The models exist. They're everywhere. Fine-tuning them for specialized applications including harmful ones, costs less relatively. Export controls on model weights control nothing when the weights are published. The "less powerful than most powerful open" exemption ensures the regulatory floor rises as open models improve. Every defensive measure is one fine fine-tuning run away from circumvention.
This doesn't mean nothing can be done.
Governments can require transparency. They can shift liability. They can invest in defense. They can maintain leverage over compute infrastructure. They can build international consensus slowly, imperfectly, with full knowledge that voluntary frameworks lack teeth.

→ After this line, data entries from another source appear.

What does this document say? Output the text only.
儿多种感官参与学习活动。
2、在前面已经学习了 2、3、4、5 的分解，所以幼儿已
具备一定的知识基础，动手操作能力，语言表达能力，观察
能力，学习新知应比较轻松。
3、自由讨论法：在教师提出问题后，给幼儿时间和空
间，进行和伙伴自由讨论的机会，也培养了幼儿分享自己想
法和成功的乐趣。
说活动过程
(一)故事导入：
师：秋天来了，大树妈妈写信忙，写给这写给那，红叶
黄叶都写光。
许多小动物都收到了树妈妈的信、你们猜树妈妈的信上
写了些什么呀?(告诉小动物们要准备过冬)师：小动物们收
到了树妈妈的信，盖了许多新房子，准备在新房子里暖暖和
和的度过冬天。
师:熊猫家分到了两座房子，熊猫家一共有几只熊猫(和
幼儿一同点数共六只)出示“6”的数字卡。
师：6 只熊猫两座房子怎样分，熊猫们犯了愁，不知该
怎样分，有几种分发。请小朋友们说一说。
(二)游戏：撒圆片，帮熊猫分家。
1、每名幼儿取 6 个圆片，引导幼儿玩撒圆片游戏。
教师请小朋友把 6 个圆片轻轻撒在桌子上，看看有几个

What governments cannot do is restore a world where advanced AI capabilities are controllable through export restrictions. The world ended when DeepSeek proved you could build GPT-4-class models for $5.6 million using export-compliant chips. (arXiv)
The question is not whether adversaries will have access to advanced AI. They do. The question is what we do with that reality. The answer involves defense, resilience, transparency, and the difficult work of international institution-building—not the comforting illusion that information can be unexported once it's been published to the world.
The paradox isn't that open-weight policies undermine export controls. The paradox is that we built export controls knowing they would fail, because the alternative—accepting that AI cannot be controlled—was politically impossible to say out loud.
Now it's possible. Now it's necessary.